La gente de La Habana subestima todo lo que se puede hacer sobre una guagua, se concentran en los roces inoportunos, el calor, la multitud que asfixia, los olores más ácidos… y dejan pasar las formas de su ciudad, las mejores vistas como reza un eslogan en los ómnibus de turismo, esas imágenes que no enseña el tour.
Creo que buena parte de mi vida en la capital ha transcurrido montada en una guagua, de aquí para allá, o sea, de la llamada periferia al centro de la urbe, casi un viaje interprovincial o peor, porque no hay paradas para meriendas ni paseos cortos para estirar los pies. Mucho menos el bendito aire acondicionado.
Atravesar la curvilínea Calzada de Diez de Octubre es mi ritual cotidiano y consume unas cuatro horas cada día de mi vida. Yo también fui presa – y todavía lo soy – del calor, los empujones y los manoseos impertinentes de ciertos transeúntes, la música lacrimógena de ciertos choferes y el vocerío de ciertos pasajeros.
Pero tengo el privilegio de contemplar diariamente las nonagenarias casas a cado lado de la vía, sus columnas rotas y sucias, los altos puntales decimonónicos y sus rajadas paredes de canto. Incluso, todavía descubro algún que otro tejaroz del siglo XVIII. Y me cuesta creer que en otro tiempo fue joven y limpia, con quintas de amplias habitaciones y soleados balcones, con largos pasillos y luminosos patios interiores.
Sería imposible pedir al tiempo dejar impolutas aquellas viviendas primigenias que hoy resisten apuntaladas el paso de los años: columnas sin techo que miran al cielo, jirones de balcones seducidos por la gravedad en abierta amenaza a los transeúntes. Ahora el peso de numerosas familias recae en suelos que una vez fueron del más fino mármol y dividen los cuartos de la casa solariega, un desafío a la geometría y el urbanismo, la ingeniería de la necesidad.
Afuera, más allá de la guagua, hay un desfile de estilos arquitectónicos, la historia del hombre contada por sus casas. Un mar de columnas de variados órdenes, Grecia y Roma en los portales habaneros. Alejo Carpentier que sonríe desde su tumba: lo real maravilloso de los colores chillones de los cuentapropistas cubren la restauración superficial de algunas fachadas atiborradas de mesas, la quincalla callejera alterna con cines abandonados y otras estancias que ya ni se sabe qué fueron antes.
La otrora Calzada de Jesús del Monte, la misma que inmortalizó el poeta cubano Eliseo Diego, ahora lleva el nombre de una fecha gloriosa en la historia de la isla y atraviesa uno de los municipios más poblados de la ciudad. Aunque con menos árboles y menos luz, permanecen la piedra gris de las columnas, la penumbra de algunos sitios y el polvo de los portales descritos en sus versos, donde pinta una calzada enorme “donde la demasiada luz forma otras paredes con el polvo”.
Hoy, los almendrones de los años 50 del pasado siglo y los largos ómnibus articulados reconfiguran la enormidad de ese espacio y provocan una congestión de humo y tráfico.
Eso sí, la calzada mantiene una de sus funciones iniciales, aquella de servir de enlace entre dos puntos distantes. Dicen que fue el primer camino que salía de la antigua ciudad intramuros hacia los pueblos rurales de Bejucal y Santiago de las Vegas, el campo en resumen. El tiempo pasó, pero las denominaciones se mantienen.

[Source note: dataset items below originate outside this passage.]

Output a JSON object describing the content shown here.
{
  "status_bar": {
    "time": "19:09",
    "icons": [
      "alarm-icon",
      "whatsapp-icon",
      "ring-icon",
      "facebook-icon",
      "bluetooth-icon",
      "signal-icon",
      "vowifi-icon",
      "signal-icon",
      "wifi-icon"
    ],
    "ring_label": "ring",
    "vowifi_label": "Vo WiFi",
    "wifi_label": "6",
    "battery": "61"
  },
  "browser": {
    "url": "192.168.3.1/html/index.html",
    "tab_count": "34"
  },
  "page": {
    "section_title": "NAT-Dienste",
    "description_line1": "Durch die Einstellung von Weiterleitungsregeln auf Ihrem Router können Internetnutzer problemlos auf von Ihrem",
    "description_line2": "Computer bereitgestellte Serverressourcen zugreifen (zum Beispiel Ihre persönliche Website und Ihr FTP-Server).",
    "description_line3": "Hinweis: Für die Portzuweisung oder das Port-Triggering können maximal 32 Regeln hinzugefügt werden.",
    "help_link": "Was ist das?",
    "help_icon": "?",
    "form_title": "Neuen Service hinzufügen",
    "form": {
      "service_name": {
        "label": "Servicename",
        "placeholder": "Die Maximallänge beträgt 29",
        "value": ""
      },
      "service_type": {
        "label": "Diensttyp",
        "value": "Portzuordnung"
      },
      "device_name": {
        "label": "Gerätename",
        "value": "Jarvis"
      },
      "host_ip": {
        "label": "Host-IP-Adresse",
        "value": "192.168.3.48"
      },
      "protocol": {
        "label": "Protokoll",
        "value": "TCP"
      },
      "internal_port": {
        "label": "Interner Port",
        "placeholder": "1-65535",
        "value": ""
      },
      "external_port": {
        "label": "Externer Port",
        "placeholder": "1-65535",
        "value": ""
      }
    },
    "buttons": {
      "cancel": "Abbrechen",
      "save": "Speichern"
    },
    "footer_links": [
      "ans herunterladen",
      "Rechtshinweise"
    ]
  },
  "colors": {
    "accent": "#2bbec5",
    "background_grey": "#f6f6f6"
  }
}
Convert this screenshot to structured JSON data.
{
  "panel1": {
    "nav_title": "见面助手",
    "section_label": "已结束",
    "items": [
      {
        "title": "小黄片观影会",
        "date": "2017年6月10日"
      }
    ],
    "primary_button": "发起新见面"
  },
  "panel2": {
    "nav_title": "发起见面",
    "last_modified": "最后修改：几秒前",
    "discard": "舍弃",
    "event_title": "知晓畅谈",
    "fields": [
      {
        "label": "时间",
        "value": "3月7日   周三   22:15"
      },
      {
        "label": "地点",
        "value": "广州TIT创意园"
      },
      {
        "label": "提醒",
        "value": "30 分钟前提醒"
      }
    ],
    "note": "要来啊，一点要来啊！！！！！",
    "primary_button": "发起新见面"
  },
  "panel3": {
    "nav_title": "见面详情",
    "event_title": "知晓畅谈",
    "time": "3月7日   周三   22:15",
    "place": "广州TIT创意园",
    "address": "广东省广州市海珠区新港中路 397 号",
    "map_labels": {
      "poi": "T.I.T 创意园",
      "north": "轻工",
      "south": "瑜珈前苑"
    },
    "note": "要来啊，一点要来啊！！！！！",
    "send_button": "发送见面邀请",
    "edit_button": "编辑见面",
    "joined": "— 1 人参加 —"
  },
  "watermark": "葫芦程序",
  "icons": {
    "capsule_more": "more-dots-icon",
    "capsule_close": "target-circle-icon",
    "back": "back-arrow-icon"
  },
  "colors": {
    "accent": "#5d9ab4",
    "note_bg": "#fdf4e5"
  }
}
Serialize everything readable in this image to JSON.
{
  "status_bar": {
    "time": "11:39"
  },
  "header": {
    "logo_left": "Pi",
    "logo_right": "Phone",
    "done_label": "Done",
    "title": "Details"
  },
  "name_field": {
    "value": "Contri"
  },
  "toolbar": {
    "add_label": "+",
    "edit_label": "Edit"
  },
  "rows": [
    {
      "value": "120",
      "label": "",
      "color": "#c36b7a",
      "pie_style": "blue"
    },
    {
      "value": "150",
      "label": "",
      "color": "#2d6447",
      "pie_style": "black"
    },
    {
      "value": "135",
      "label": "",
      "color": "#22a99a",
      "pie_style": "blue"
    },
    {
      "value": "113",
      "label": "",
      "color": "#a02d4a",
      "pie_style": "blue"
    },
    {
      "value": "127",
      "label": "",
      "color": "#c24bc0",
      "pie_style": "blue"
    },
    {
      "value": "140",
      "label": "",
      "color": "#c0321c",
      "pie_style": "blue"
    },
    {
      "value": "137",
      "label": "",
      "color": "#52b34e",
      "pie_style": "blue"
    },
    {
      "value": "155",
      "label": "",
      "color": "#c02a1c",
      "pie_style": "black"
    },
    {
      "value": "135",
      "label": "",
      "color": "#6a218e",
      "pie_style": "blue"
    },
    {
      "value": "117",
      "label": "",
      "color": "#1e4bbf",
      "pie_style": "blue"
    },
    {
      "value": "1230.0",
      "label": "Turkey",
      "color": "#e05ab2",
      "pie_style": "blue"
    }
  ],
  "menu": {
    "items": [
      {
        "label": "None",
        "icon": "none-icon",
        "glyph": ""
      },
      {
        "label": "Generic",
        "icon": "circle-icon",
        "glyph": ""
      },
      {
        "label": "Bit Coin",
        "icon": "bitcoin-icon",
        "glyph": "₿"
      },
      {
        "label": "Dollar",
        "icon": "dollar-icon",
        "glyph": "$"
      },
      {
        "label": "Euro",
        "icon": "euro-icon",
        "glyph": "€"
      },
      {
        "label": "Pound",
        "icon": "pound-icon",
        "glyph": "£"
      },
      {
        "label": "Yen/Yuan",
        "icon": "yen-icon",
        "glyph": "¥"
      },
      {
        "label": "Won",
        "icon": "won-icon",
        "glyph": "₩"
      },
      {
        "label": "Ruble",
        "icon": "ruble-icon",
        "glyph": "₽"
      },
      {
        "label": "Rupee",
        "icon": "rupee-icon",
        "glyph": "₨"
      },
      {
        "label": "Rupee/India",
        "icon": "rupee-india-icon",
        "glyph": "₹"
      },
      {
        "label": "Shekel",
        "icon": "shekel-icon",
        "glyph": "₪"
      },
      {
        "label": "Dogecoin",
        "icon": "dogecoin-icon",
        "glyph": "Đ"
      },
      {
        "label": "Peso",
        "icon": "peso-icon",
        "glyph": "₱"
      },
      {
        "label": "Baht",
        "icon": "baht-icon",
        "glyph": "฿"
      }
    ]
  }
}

Cientos de años después de la caída de las murallas, quienes paran un taxi en Diez Octubre preguntan al chofer si va “para La Habana” (como si no estuviesen en ella) y crean un muro virtual en ese espacio donde confluyen la del Centro y la Vieja Habana.
Los que viajamos en la guagua suspiramos ante la visión de esos carros de alquiler, sui genéris para los foráneos pues la ruta la establece el taxista y no el cliente, pero seguimos estoicamente contemplando el paisaje. A veces, hasta tenemos el privilegio de tropezar con la cicatriz de la ruta de algún tranvía o uno de esos baches tan antiguos como la calzada misma, horadados por algún carruaje de los que llevaban a la aristocracia habanera a sus fincas de descanso y veraneo en el antes poblado de Jesús del Monte.